Making lysosomes more acidic may be an ingeniously simple, yet efficient, way to prevent the consequences of lysosomal storage disorders such as Gaucher disease. And restoring acidity can be achieved with repurposed drugs that are already in use for other diseases.
The discovery by researchers at the University of Rochester Medical Center is a huge step forward, as the findings can be applied to all of the about 50 different conditions caused by problems with lysosomal storage.
The study, “Lysosomal Re-acidification Prevents Lysosphingolipid-Induced Lysosomal Impairment and Cellular Toxicity,” was published in the journal PLOS Biology.
While Gaucher disease is caused by mutations in the gene coding for glucocerebrosidase, it shares a common feature with other lysosomal storage disorders. Glucocerebrosidase is an enzyme present in the lysosome — a cellular component that can be likened to the stomach. In the lysosome, molecules get churned into smaller pieces. Just like in the stomach, the environment needs to be acidic for it to work properly.
The research team discovered that the toxic buildup of substances caused by the diseases also disrupts the ability of the lysosome to keep its interior acidic. And experiments in mice showed that restoring the acidity was enough to prevent the loss of several lysosome tasks and improving cell survival.
The team then tested colforsin — a drug approved in Japan for the treatment of heart disease — in a mouse model of Krabbe disease, one of the most severe of the lysosomal storage disorders. Colforsin improved survival to the same degree as had been achieved in studies using gene therapy.

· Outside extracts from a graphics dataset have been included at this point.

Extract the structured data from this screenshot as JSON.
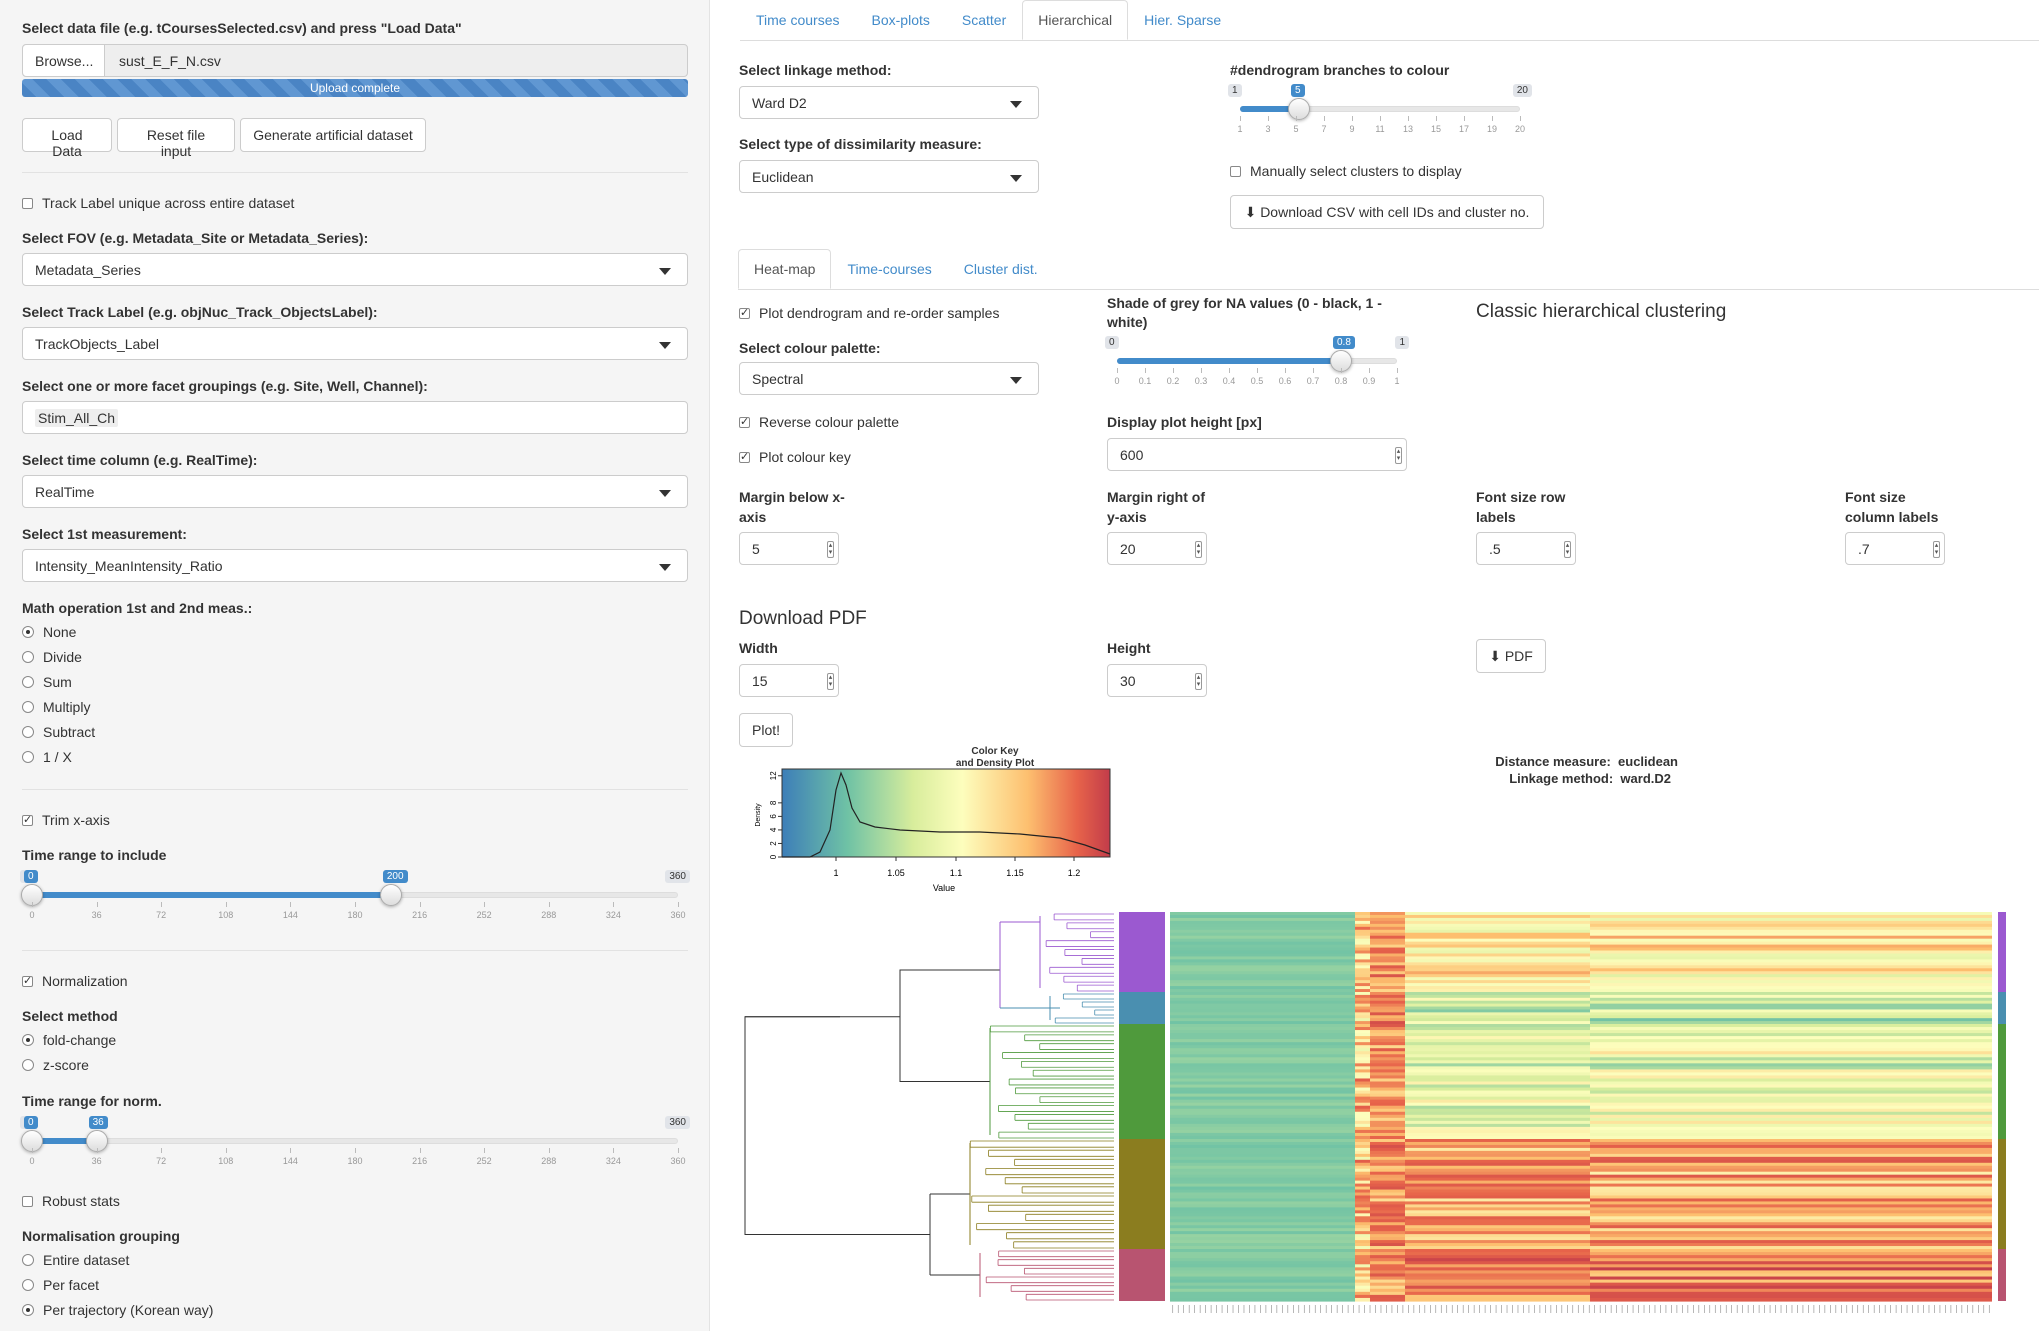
{
  "sidebar": {
    "file_label": "Select data file (e.g. tCoursesSelected.csv) and press \"Load Data\"",
    "browse_label": "Browse...",
    "file_name": "sust_E_F_N.csv",
    "upload_status": "Upload complete",
    "load_data": "Load Data",
    "reset_file": "Reset file input",
    "generate_artificial": "Generate artificial dataset",
    "track_unique_label": "Track Label unique across entire dataset",
    "fov_label": "Select FOV (e.g. Metadata_Site or Metadata_Series):",
    "fov_value": "Metadata_Series",
    "track_label": "Select Track Label (e.g. objNuc_Track_ObjectsLabel):",
    "track_value": "TrackObjects_Label",
    "facet_label": "Select one or more facet groupings (e.g. Site, Well, Channel):",
    "facet_value": "Stim_All_Ch",
    "time_label": "Select time column (e.g. RealTime):",
    "time_value": "RealTime",
    "meas_label": "Select 1st measurement:",
    "meas_value": "Intensity_MeanIntensity_Ratio",
    "math_label": "Math operation 1st and 2nd meas.:",
    "math_options": [
      "None",
      "Divide",
      "Sum",
      "Multiply",
      "Subtract",
      "1 / X"
    ],
    "trim_label": "Trim x-axis",
    "time_range_label": "Time range to include",
    "time_range": {
      "min": 0,
      "max": 360,
      "from": 0,
      "to": 200,
      "ticks": [
        "0",
        "36",
        "72",
        "108",
        "144",
        "180",
        "216",
        "252",
        "288",
        "324",
        "360"
      ]
    },
    "norm_label": "Normalization",
    "method_label": "Select method",
    "method_options": [
      "fold-change",
      "z-score"
    ],
    "norm_range_label": "Time range for norm.",
    "norm_range": {
      "min": 0,
      "max": 360,
      "from": 0,
      "to": 36
    },
    "robust_label": "Robust stats",
    "grouping_label": "Normalisation grouping",
    "grouping_options": [
      "Entire dataset",
      "Per facet",
      "Per trajectory (Korean way)"
    ]
  },
  "main_tabs": [
    "Time courses",
    "Box-plots",
    "Scatter",
    "Hierarchical",
    "Hier. Sparse"
  ],
  "linkage_label": "Select linkage method:",
  "linkage_value": "Ward D2",
  "dissim_label": "Select type of dissimilarity measure:",
  "dissim_value": "Euclidean",
  "branches_label": "#dendrogram branches to colour",
  "branches": {
    "min": 1,
    "max": 20,
    "value": 5,
    "ticks": [
      "1",
      "3",
      "5",
      "7",
      "9",
      "11",
      "13",
      "15",
      "17",
      "19",
      "20"
    ]
  },
  "manual_clusters_label": "Manually select clusters to display",
  "download_csv_label": "Download CSV with cell IDs and cluster no.",
  "sub_tabs": [
    "Heat-map",
    "Time-courses",
    "Cluster dist."
  ],
  "plot_dendro_label": "Plot dendrogram and re-order samples",
  "palette_label": "Select colour palette:",
  "palette_value": "Spectral",
  "reverse_label": "Reverse colour palette",
  "colour_key_label": "Plot colour key",
  "na_label": "Shade of grey for NA values (0 - black, 1 - white)",
  "na_slider": {
    "min": 0,
    "max": 1,
    "value": 0.8,
    "ticks": [
      "0",
      "0.1",
      "0.2",
      "0.3",
      "0.4",
      "0.5",
      "0.6",
      "0.7",
      "0.8",
      "0.9",
      "1"
    ]
  },
  "height_label": "Display plot height [px]",
  "height_value": "600",
  "section_title": "Classic hierarchical clustering",
  "margin_below_label": "Margin below x-axis",
  "margin_below_value": "5",
  "margin_right_label": "Margin right of y-axis",
  "margin_right_value": "20",
  "font_row_label": "Font size row labels",
  "font_row_value": ".5",
  "font_col_label": "Font size column labels",
  "font_col_value": ".7",
  "download_pdf_title": "Download PDF",
  "width_label": "Width",
  "width_value": "15",
  "pdf_height_label": "Height",
  "pdf_height_value": "30",
  "pdf_button": "PDF",
  "plot_button": "Plot!",
  "colorkey": {
    "title1": "Color Key",
    "title2": "and Density Plot",
    "xlabel": "Value",
    "ylabel": "Density",
    "xticks": [
      "1",
      "1.05",
      "1.1",
      "1.15",
      "1.2"
    ],
    "yticks": [
      "0",
      "2",
      "4",
      "6",
      "8",
      "12"
    ]
  },
  "distance_text": "Distance measure:  euclidean",
  "linkage_text": "Linkage method:  ward.D2",
  "colors": {
    "accent": "#428bca",
    "cluster1": "#9b59d0",
    "cluster2": "#4a8fb0",
    "cluster3": "#4f9a3c",
    "cluster4": "#8b7d1f",
    "cluster5": "#b85470"
  }
}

The treatment was effective even when it was started later than needed when using gene therapy, and also largely prevented brain damage. Using repurposed drugs that are already used for other conditions provides a shortcut in drug development, since the substance has already been studied extensively.
“One of the great challenges in these diseases is that they are both rare and come in many different varieties, and advances have tended to focus on single diseases,” Mark Noble, PhD, a professor of Biomedical Genetics and the study’s senior author, said in a press release.
“In contrast, our findings suggest our treatments will be relevant to multiple disorders. Also, we saw benefits of our treatment even without needing to correct the underlying genetic defects. That gives us great hope that we could combine our treatments with other candidate approaches to gain additional benefits,” Noble said.